LE CYBERSQUATTING DE NOMS DE DOMAINE : MOYENS DE RECOURS ET SANCTIONS

Article juridique publié le 08/11/2010 à 23:20, vu 7293 fois, 0 commentaire(s), Auteur : MAITRE ANTHONY BEM
Il est fréquent que des personnes enregistrent à titre professionnel ou amical un nom de domaine puis ensuite refusent de le transférer à son ayant droit ou seulement contre une rétribution forfaitaire injustifiée.
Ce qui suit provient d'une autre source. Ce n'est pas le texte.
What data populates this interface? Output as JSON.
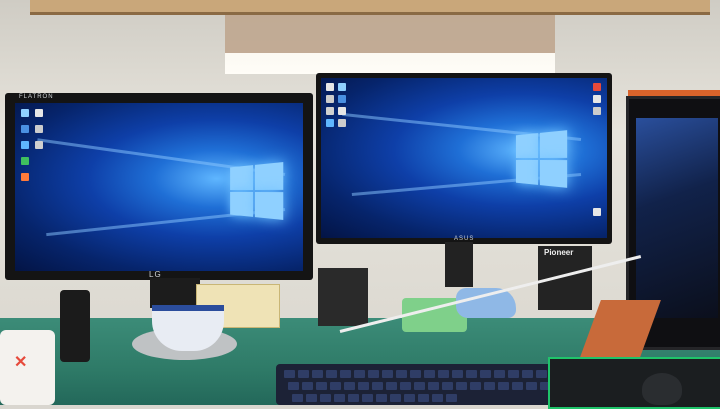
{
  "scene": {
    "description_elements": [
      "wall",
      "desk",
      "left-monitor",
      "right-monitor",
      "pc-case",
      "keyboard",
      "mousepad",
      "mouse",
      "mug",
      "speaker",
      "pioneer-device"
    ]
  },
  "left_monitor": {
    "brand": "LG",
    "model_text": "FLATRON"
  },
  "right_monitor": {
    "brand": "ASUS"
  },
  "devices": {
    "pioneer_label": "Pioneer"
  },
  "colors": {
    "desk": "#2e7a67",
    "wallpaper_blue": "#0e3fa8",
    "wallpaper_light": "#8fd0ff",
    "mousepad_accent": "#1fc46a",
    "pc_accent": "#d9632b"
  }
}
Ce comportement caractérise le cybersquatting contre lequel celui qui possède la vraie propriété sur le nom a en tout état de cause la réelle propriété du nom de domaine et dispose donc de moyens de recours et d’action contre le cybersquatteur.

Dans le monde de la communication informatique, chaque ordinateur est identifié par un numéro appelé une adresse de protocole Internet, plus familièrement l'adresse IP.

Or, mémoriser un numéro IP est rébarbatif et difficile, c'est pourquoi on a créé les noms de domaine plus faciles à retenir.

Concrètement, un nom de domaine (ex : http://yahoo.com) est composé de trois parties :

- La première partie : le service («ftp» pour le transfert de fichiers, «http» pour le web, «news» pour les forums de discussion Usenet et le «mailto» pour le courrier électronique). 

- La seconde partie qui désigne le nom de la personne, du service, de l’institution ou de la société concernée (Yahoo).

- La troisième partie qui désigne un pays (fr pour France, be pour Belgique, de pour Allemagne, etc …), un secteur (gouv ou gov pour Gouvernement, org pour les Organisations) ou un service (com pour les entreprise en principe, net pour les réseaux etc ...)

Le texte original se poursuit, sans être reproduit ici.